I was a college junior when I read The Bluest Eye. I remember our adjunct professor, a black woman, telling the small class of 15 black students, that it was Morrison’s finest work. She helped us understand how skillfully Morrison interrogates America’s obsession with blue eyes—and our country’s racism. It was, I thought, the best book I had ever read. It still is.
Pecola’s blue eyes come with a price: her sanity. In the end, her metaphorical blue eyes don’t make Pecola beautiful as she’d hoped. Instead, she descends into mental illness, unable to understand that having imaginary blue eyes doesn’t protect her from racism. She has lost her grip on reality, unable to withstand her own shame and self-hatred in the face of American racism in the 1940s. Like Pecola, Theuns, the African boy, possesses the primary feature of Western good looks. I wonder what his life is like. Do Africans fixate on his eyes? Or will that be left to the readers of Africa Geographic?
Through the fluke of genetics, my white, blue-eyed husband and I gave our son blue eyes. Carson, now 16, is brown-skinned with eyes the color of sparkling Caribbean waters. When he was younger, strangers would sometimes ask me if he was mine. The supermarket cashier and the dad in line at bakery wanted answers. The couple walking past our table at a café who impulsively stopped, stared and began to ask the inevitable question about whose kid he was. Is he yours? Stunned whenever this happened, I wondered if people realized how insensitive it is to ask a mother that question in front of her child. Other times, they tried to be more diplomatic by asking me where Carson got his blue eyes. Where did he get those gorgeous blue eyes? The rudest strangers asked Carson the question directly. Honey, where did you get those blue eyes? Carson would refuse to respond, averting his eyes or staring up at them, unblinking. Politely, I explained more times than I should have that my husband has blue eyes.

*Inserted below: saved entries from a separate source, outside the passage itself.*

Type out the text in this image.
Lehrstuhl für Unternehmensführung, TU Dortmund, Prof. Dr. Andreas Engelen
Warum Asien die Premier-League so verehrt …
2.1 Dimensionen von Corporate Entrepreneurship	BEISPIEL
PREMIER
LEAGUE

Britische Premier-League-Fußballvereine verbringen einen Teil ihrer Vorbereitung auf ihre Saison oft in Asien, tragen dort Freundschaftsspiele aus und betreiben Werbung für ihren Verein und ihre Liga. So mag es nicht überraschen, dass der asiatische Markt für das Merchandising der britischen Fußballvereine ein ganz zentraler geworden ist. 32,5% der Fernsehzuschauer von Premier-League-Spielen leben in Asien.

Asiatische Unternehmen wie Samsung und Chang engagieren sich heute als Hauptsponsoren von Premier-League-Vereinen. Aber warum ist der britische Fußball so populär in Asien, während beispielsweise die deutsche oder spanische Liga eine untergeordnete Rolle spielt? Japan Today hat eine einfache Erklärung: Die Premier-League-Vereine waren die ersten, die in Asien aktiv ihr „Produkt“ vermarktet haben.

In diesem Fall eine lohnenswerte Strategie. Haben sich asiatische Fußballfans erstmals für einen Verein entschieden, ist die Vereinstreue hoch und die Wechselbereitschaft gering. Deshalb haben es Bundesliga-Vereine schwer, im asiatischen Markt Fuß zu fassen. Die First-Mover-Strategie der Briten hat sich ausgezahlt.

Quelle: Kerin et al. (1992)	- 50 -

After years of these encounters, I know their real questions are about miscegenation —the mixing of races. They want to know the identity of the white person who gave Carson his eyes. These strangers weren’t asking to start a friendly conversation with a mom and her young son. They put their curiosity about a mixed-race child above our right to privacy, our right to shop unbothered or eat uninterrupted at a restaurant.
These questions are only asked by white people. They find Carson’s eyes unsettling. Beautiful, sure. But, unsettling. Black people can instantly tell my son is mixed-race. White people are often uncertain. Blue eyes on a black boy, whether it is Theuns or Carson, make them uneasy. Now that Carson is 16, he’s too big to be accosted by random white people in public and quizzed about his eye color. He’s well on his way to becoming a black man, who must be careful shopping, walking, driving, existing. The beauty of Carson’s eyes, far beyond their color, is that he has the exact same blue eyes as my husband. They are their eyes–the feature that undeniably bonds them as father and son.